Among the many challenges Africa faces is hype. Global advisers, consultants, investment bankers, asset managers and others with a vested interest in getting international capital to Africa, one way or another, sold us the "Africa rising" story.
The strategy succeeded. Billions of dollars flowed in, Africa-specific investment funds mushroomed and international private equity giants rushed to secure lucrative assets on the continent. Valuations of blue-chip local companies jumped as funds competed for their attention. But the hype did not always live up to the reality. The pan-African assets fund managers sought were in short supply and local companies were not always eager to sell chunks of their companies. Local stock exchanges, despite high returns for a while, turned out to be mostly shallow and illiquid, making exits difficult.

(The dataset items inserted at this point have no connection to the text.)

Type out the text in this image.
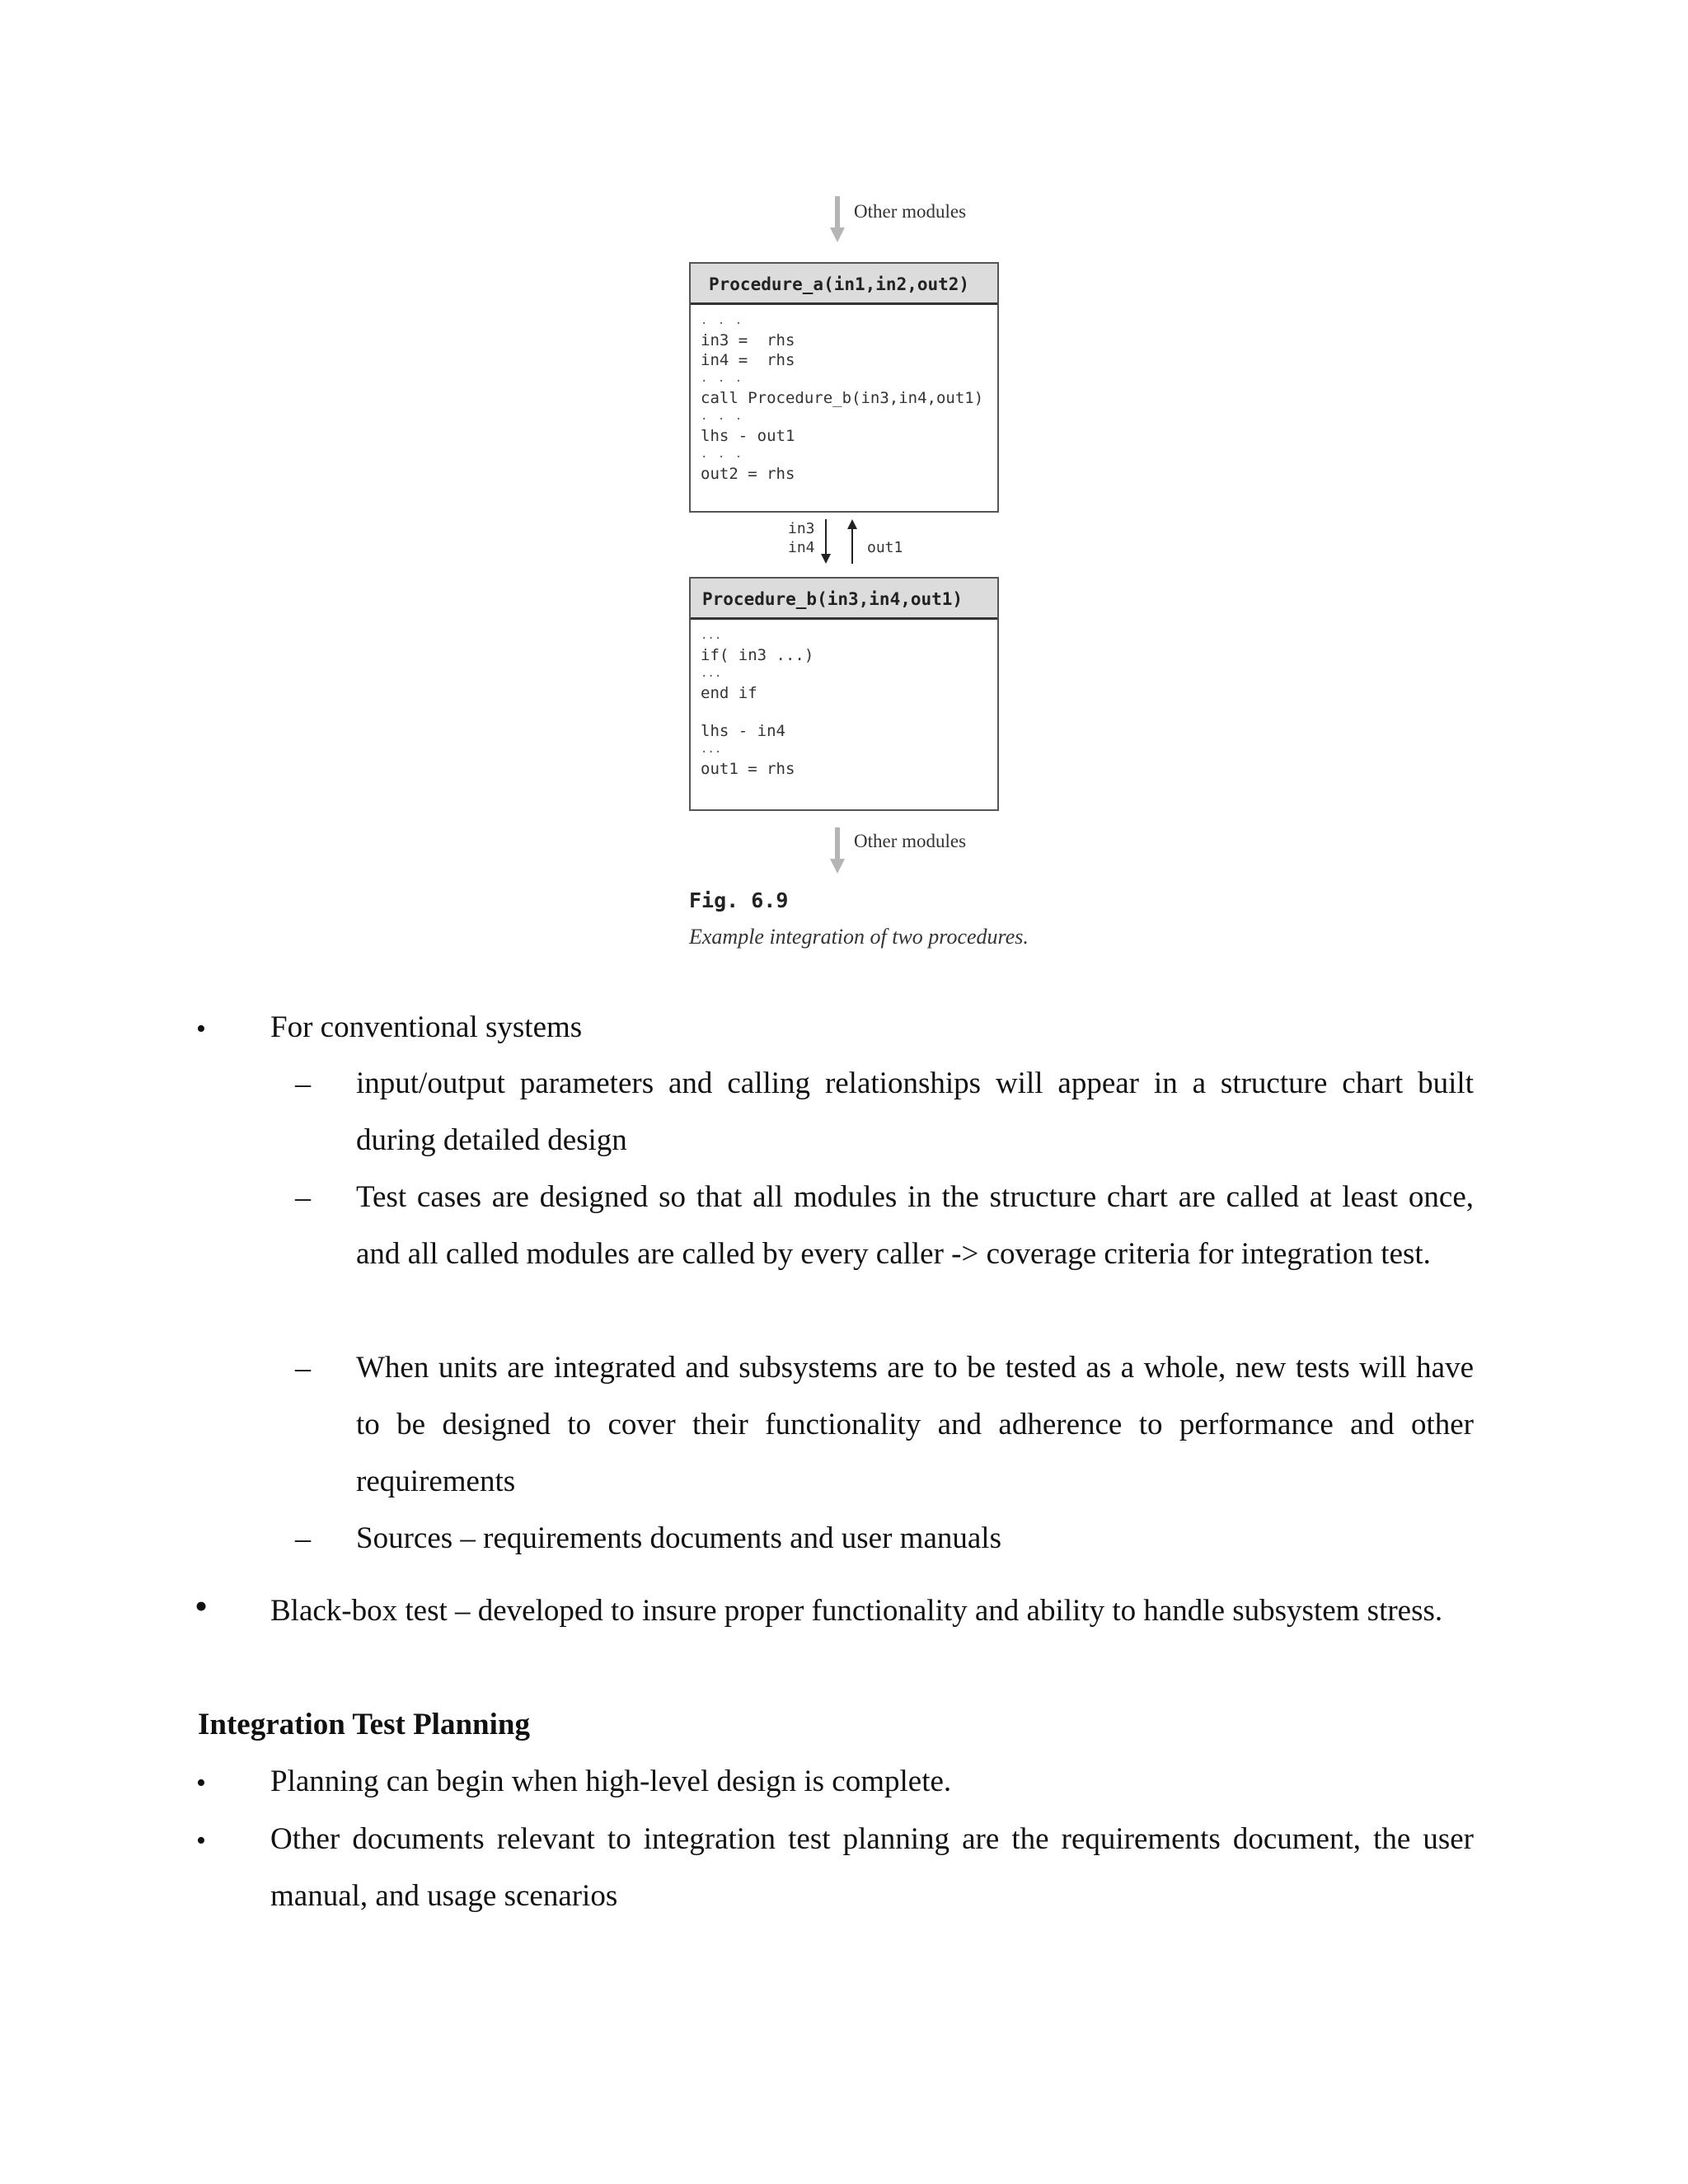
Other modules
Procedure_a(in1,in2,out2)
. . .
in3 =  rhs
in4 =  rhs
. . .
call Procedure_b(in3,in4,out1)
. . .
lhs - out1
. . .
out2 = rhs
in3
in4	out1
Procedure_b(in3,in4,out1)
...
if( in3 ...)
...
end if
lhs - in4
...
out1 = rhs
Other modules
Fig. 6.9
Example integration of two procedures.
• For conventional systems
– input/output parameters and calling relationships will appear in a structure chart built during detailed design
– Test cases are designed so that all modules in the structure chart are called at least once, and all called modules are called by every caller -> coverage criteria for integration test.
– When units are integrated and subsystems are to be tested as a whole, new tests will have to be designed to cover their functionality and adherence to performance and other requirements
– Sources – requirements documents and user manuals
• Black-box test – developed to insure proper functionality and ability to handle subsystem stress.
Integration Test Planning
• Planning can begin when high-level design is complete.
• Other documents relevant to integration test planning are the requirements document, the user manual, and usage scenarios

Some of the much-touted fastest-growing economies in the world turned out to have feet of clay, as the commodities downturn so harshly proved.
The billions of dollars earmarked for African assets often failed to find a home. In 2015, the Overseas Development Institute, an independent UK-based research group, warned of a bubble developing as too much money chased too few investments. The low-hanging fruit was quickly snapped up. In 2014, about 70% of funds went on buyouts of more than R250m. But in the past two years, the sizeable deals dwindled as investors found that out that there were few big-ticket items. In 2015, most deals were below $100m and in the first half of 2016, the total value of private equity deals was just $900m, according to the African Private Equity and Venture Capital Association.